The assessment centre lasts a full day and is reported to include five activities:
1. A presentation about yourself and interview. Candidates report being asked to prepare a short (10 minute) presentation about themselves and delivering this as part of their interview. The interview is reported to include both competency questions and motivational questions, and to test your knowledge about the company and sector.
Questions previous candidates report being asked include:
- You did this type of role at a more exciting, more innovative company than ours, why would you want to work here?
- Give an example of a time where you had to implement change.
2. A case study. Candidates are provided with a large volume of written material and given 45 minutes to read and understand it. They must then create a 20-minute presentation and be prepared to answer questions relating to it.
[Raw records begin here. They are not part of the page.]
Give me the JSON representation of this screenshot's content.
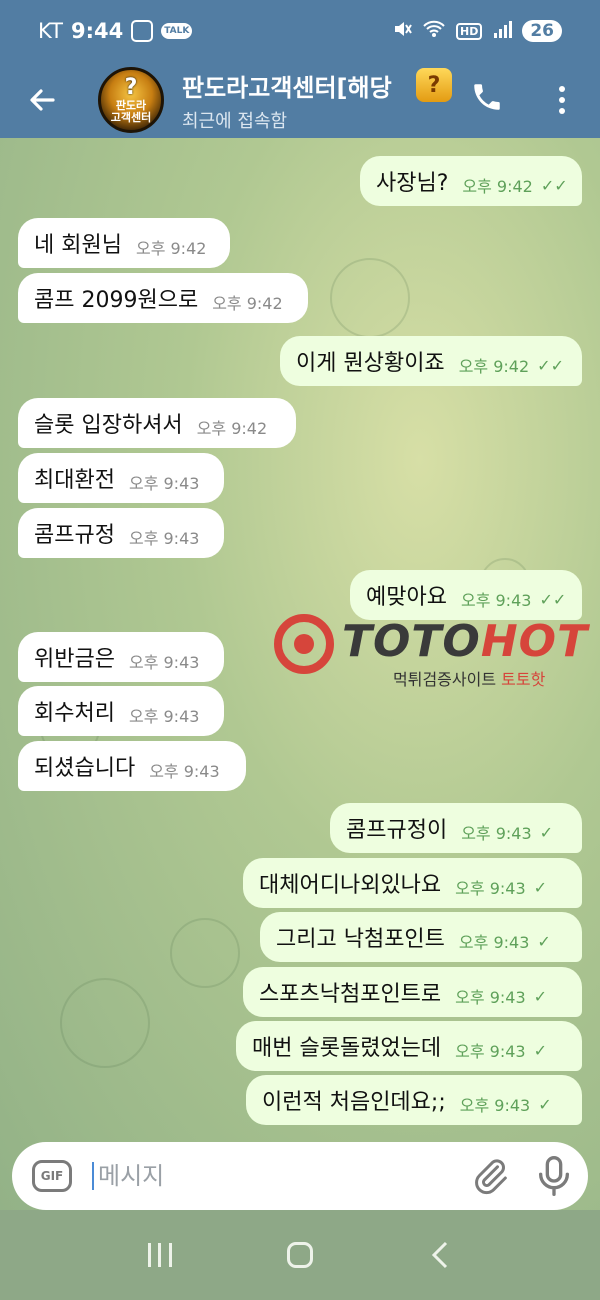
{
  "status_bar": {
    "carrier": "KT",
    "time": "9:44",
    "talk_badge": "TALK",
    "hd_badge": "HD",
    "battery": "26"
  },
  "header": {
    "title": "판도라고객센터[해당",
    "title_icon": "?",
    "subtitle": "최근에 접속함",
    "avatar_lines": [
      "판도라",
      "고객센터"
    ]
  },
  "messages": [
    {
      "dir": "out",
      "text": "사장님?",
      "time": "오후 9:42",
      "status": "read"
    },
    {
      "dir": "in",
      "text": "네 회원님",
      "time": "오후 9:42"
    },
    {
      "dir": "in",
      "text": "콤프 2099원으로",
      "time": "오후 9:42"
    },
    {
      "dir": "out",
      "text": "이게 뭔상황이죠",
      "time": "오후 9:42",
      "status": "read"
    },
    {
      "dir": "in",
      "text": "슬롯 입장하셔서",
      "time": "오후 9:42"
    },
    {
      "dir": "in",
      "text": "최대환전",
      "time": "오후 9:43"
    },
    {
      "dir": "in",
      "text": "콤프규정",
      "time": "오후 9:43"
    },
    {
      "dir": "out",
      "text": "예맞아요",
      "time": "오후 9:43",
      "status": "read"
    },
    {
      "dir": "in",
      "text": "위반금은",
      "time": "오후 9:43"
    },
    {
      "dir": "in",
      "text": "회수처리",
      "time": "오후 9:43"
    },
    {
      "dir": "in",
      "text": "되셨습니다",
      "time": "오후 9:43"
    },
    {
      "dir": "out",
      "text": "콤프규정이",
      "time": "오후 9:43",
      "status": "sent"
    },
    {
      "dir": "out",
      "text": "대체어디나외있나요",
      "time": "오후 9:43",
      "status": "sent"
    },
    {
      "dir": "out",
      "text": "그리고 낙첨포인트",
      "time": "오후 9:43",
      "status": "sent"
    },
    {
      "dir": "out",
      "text": "스포츠낙첨포인트로",
      "time": "오후 9:43",
      "status": "sent"
    },
    {
      "dir": "out",
      "text": "매번 슬롯돌렸었는데",
      "time": "오후 9:43",
      "status": "sent"
    },
    {
      "dir": "out",
      "text": "이런적 처음인데요;;",
      "time": "오후 9:43",
      "status": "sent"
    }
  ],
  "watermark": {
    "brand_a": "TOTO",
    "brand_b": "HOT",
    "sub_a": "먹튀검증사이트 ",
    "sub_b": "토토핫"
  },
  "input": {
    "gif_label": "GIF",
    "placeholder": "메시지"
  },
  "icons": {
    "back": "arrow-left-icon",
    "call": "phone-icon",
    "menu": "more-vert-icon",
    "attach": "paperclip-icon",
    "mic": "microphone-icon"
  },
  "colors": {
    "header": "#527da3",
    "outgoing_bubble": "#eefedf",
    "incoming_bubble": "#ffffff",
    "check": "#5fa15a",
    "watermark_red": "#d6453b"
  }
}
Previous candidates report that the presentation tends to focus around particular issues or opportunities facing a fictional company.
3. A mini case study. This is a short exercise where candidates are provided with a small amount of incomplete information (about 2 -4 pages) and then asked to discuss it for 10 minutes. Candidates are given very limited time to prepare and the exercise apparently aims to assess the candidate’s ability to think on their feet.
Previous candidates have reported that this exercise focused around an investment proposal.
4. A role play exercise. In this exercise, candidates are asked to assume the role of an E.ON employee and then role-play a meeting with an assessor, whereby they try to influence or negotiate with a colleague. This tests your team-working and influencing skills.
5. A group exercise. This is a pretty standard group exercise, in which candidates are put into a small group (usually 4 people) and asked to work through an issue or scenario as a team. Following this, the group has to present its conclusions.